Ворчание было безобидным и сводилось к тому, что Гриня – добытчик и к ноябрю в доме непременно будет мясо.
День выдался нелёгкий. В школе опять не дали зарплаты, и настроение у Грини было «ни к чёрту». Замотанный делами, он и думать забыл об охоте и медведях, сидел в своём потёртом кресле и перелистывал классный журнал, который взял на выходные. Не хотел он брать классное руководство, однако лишняя сотня карман не давила и на дороге не валялась. Хлопот, естественно, прибавилось, но за семь лет работы в школе Гриня привык, полагая, что проблемы решаются сами собой. Неожиданно в проёме выросла Пашкина фигура, а за ней незнакомый Грине мужик.
– Чего расселся? – прогорланил он с порога. – Собирайся. Мы же утром договорились. Или ты не едешь?
Наглый Пашка, как всегда, застал врасплох Гриню. Он совсем забыл. Да и со школой завертелся совсем. Видя, как блестят Пашкины глаза, он тут же нырнул в подпол за дробовиком, на ходу прихватывая банки со всякой снедью.
– Может, картошки набрать, – лепетал он, высунув из дырки счастливую физиономию.
– Кончай там возиться! Бери свой дробосрал и поехали. Машина ждёт. Мы на улице, – бросил Пашка через плечо и хлопнул дверью.
Гриня пулей вылетел из подпола. Собравшись по-солдатски, за сорок секунд, он побросал всё в рюкзак и, прихватив дробовик, выскочил из дома, даже не попрощавшись с женой.
Увидев машину, Гриня растерялся. Из всех окон старого «Уазика» на него смотрели знакомые рожи и дружно курили. Все его представления об охоте в один миг потеряли цвет, превратившись в серый заурядный поход за грибами в местный сквер с вытекающими последствиями.
– Ты деньги захватил? – спросил его Пашка. Этот вопрос вернул Гриню на грешную землю.
– Деньги? Какие деньги? В школе с начала года зарплату не давали. А зачем? Хлеба я взял.
– Какой хлеб?! – заорал неожиданно Пашка. – У нас бензина до заправки не хватит доехать!
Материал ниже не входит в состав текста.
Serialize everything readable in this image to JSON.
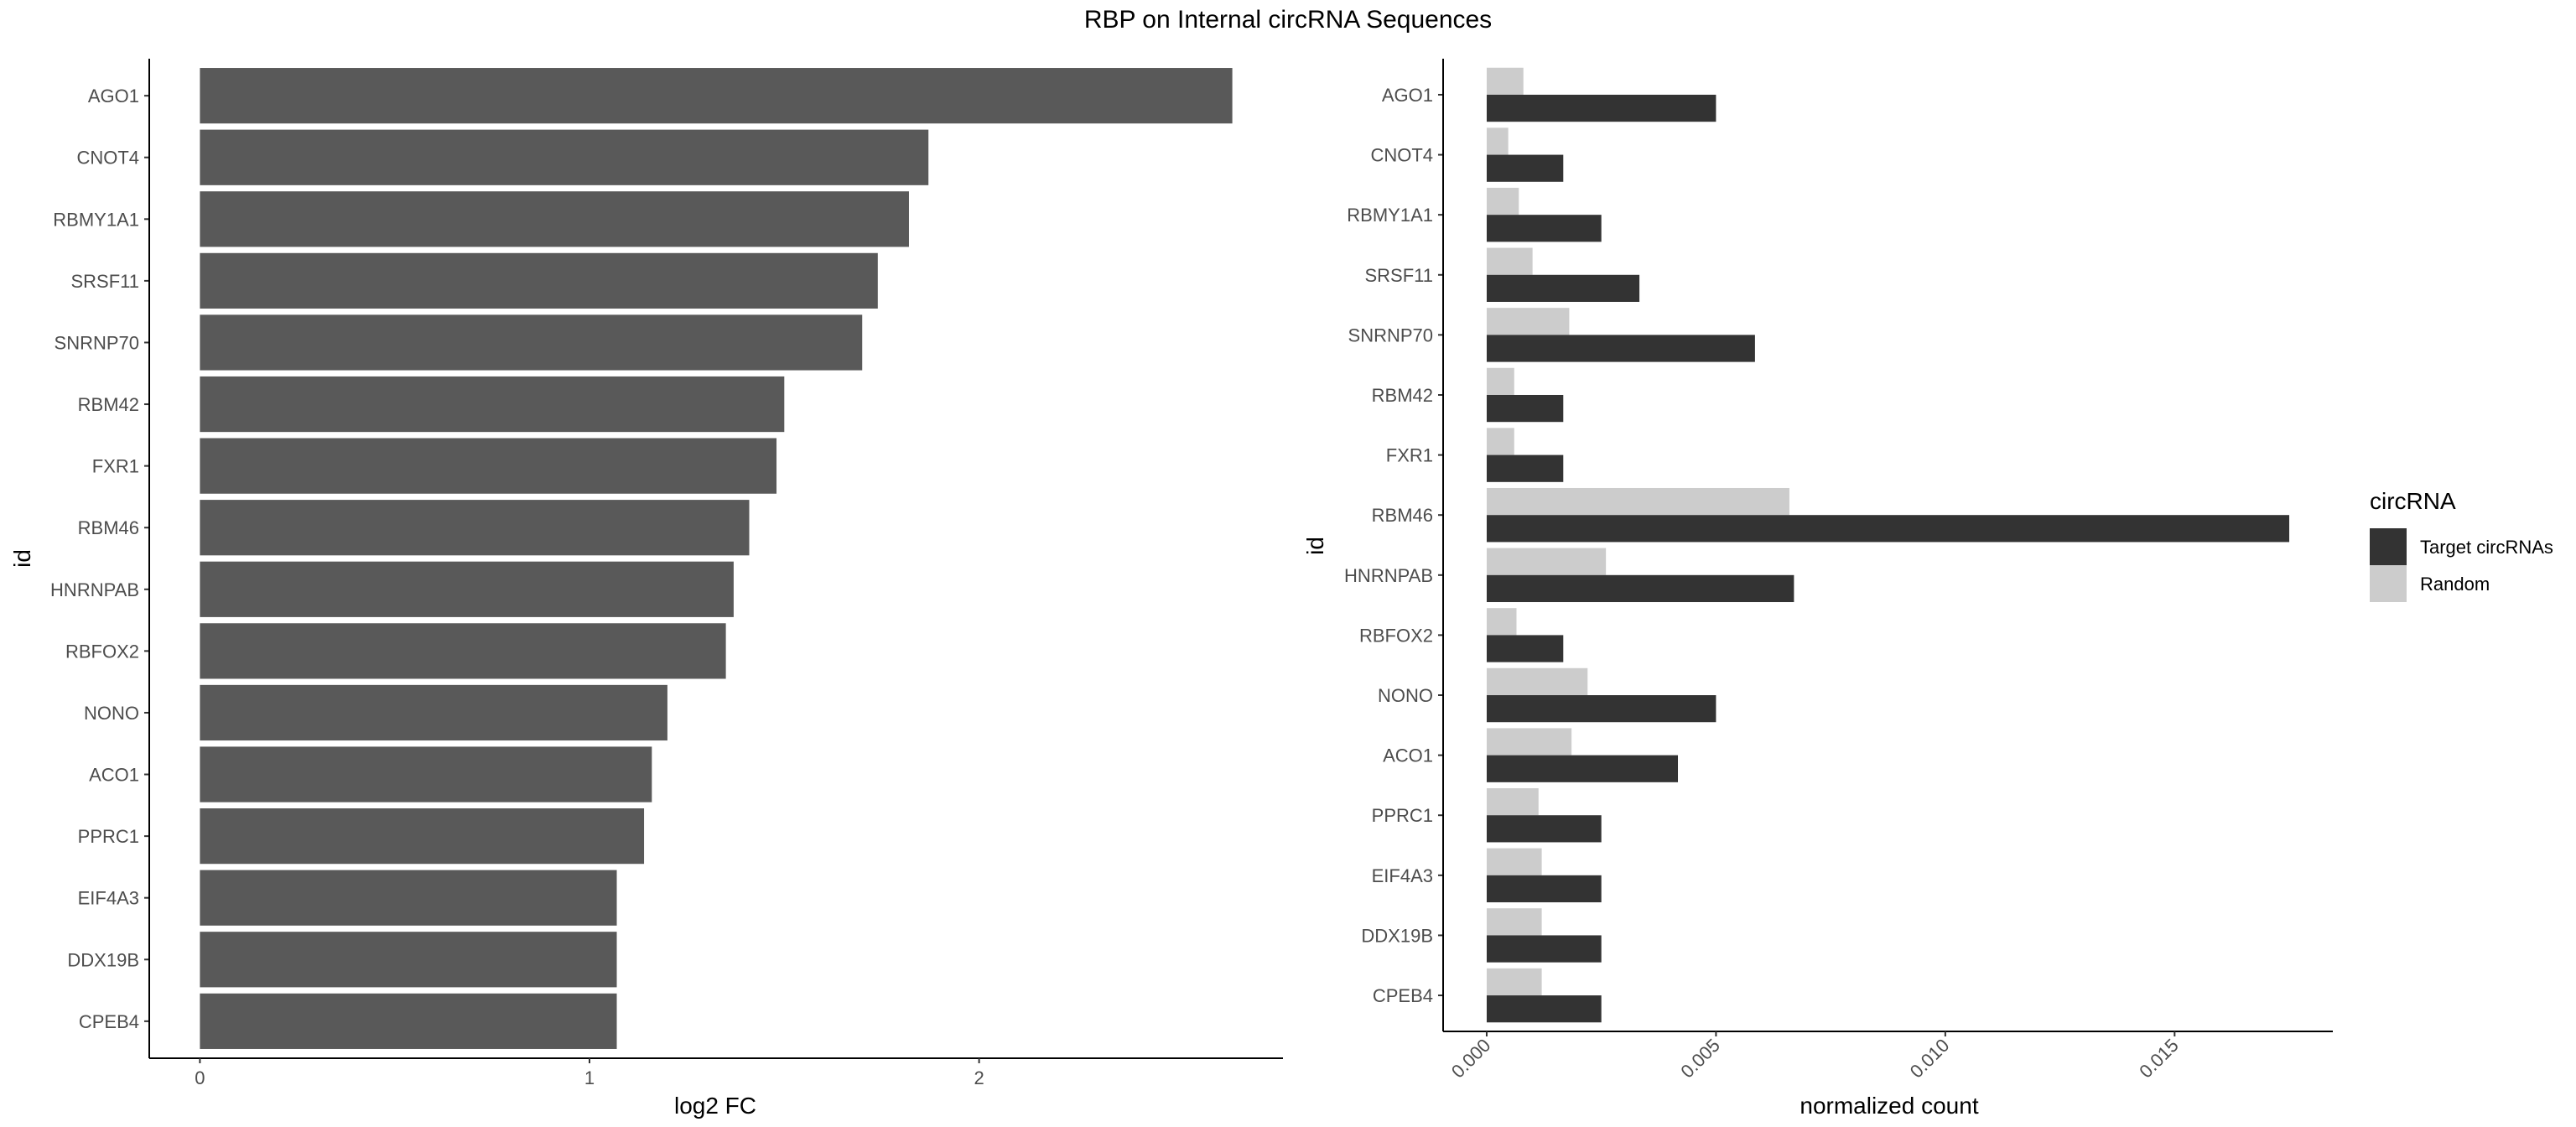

Гриня поймал на себе дюжину взволнованных глаз и понял, что все его планы опять летят ко всем чертям. Он пошарил в карманах, осознавая свою вину перед «народом». Но кроме замусоленной тысячи, на которую и булки хлеба не купить, ничего не нашёл.
– Дай сюда! – Пашка бесцеремонно выхватил купюру и полез в кабину. – Ну, чего отсвечиваешь своей пукалкой! Поехали!
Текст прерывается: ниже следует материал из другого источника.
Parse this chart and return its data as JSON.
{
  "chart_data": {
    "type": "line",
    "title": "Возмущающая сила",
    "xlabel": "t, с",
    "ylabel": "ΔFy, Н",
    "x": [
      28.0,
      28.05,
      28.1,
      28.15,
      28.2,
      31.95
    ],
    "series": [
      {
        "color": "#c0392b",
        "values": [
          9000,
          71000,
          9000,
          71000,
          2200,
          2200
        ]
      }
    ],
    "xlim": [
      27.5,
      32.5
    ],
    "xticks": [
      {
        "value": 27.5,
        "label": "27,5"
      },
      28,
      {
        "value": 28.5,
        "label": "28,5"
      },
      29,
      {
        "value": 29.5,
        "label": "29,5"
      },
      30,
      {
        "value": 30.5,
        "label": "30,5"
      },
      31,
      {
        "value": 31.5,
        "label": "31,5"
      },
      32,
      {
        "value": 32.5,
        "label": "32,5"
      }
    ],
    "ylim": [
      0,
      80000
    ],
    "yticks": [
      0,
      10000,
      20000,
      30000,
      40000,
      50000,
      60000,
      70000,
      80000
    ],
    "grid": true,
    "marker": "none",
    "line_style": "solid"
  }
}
На поиски денег ушло больше часа. За это время нервы Гринины совсем сдали. В машине было ужасно тесно, и все курили, а Гриня не терпел табачного дыма. У него разболелась голова, и он с трудом удержал себя, чтобы не вылезти из машины и не послать всех куда подальше. Наконец-то бак залили почти доверху, отчего даже у Грини поднялось настроение. Это дело тут же, в машине, отметили, и «Уазик» с шумом и треском, выбрасывая из-под колёс сноп пыли и камней, выскочил на трассу.
За окном уже смеркалось. В голове у Грини всё перемешалось. Тело потрясывало от выпитой поллитры на пятерых. Но даже полстопки сделали своё дело, а потом и дорога укачала его. В голове вновь замелькали цветные картинки предстоящей охоты, и Гриня закрыл глаза.
Очнулся он от сильного удара о стекло. Его едва не расплющило. Двигатель ревел, как зверь, вгрызаясь колёсами в разбухшую от осенних дождей почву. Как таковой дороги не было. Была ложбина, до безобразия разбитая колеями от разных машин. В любую секунду «Уазик» мог сесть на брюхо и стать добычей, увязнув обоими мостами в жирном месиве. Но водила, по-свойски пуская сквозь зубы дым и мастерски вращая рулём, всякий раз вытаскивал своего конька из глубоких ям, словно родился за баранкой среди этой грязи. Он отлично знал своё дело и отвечал на каждую пройденную яму хорошим матом, умудряясь при этом вести беседу с дружками.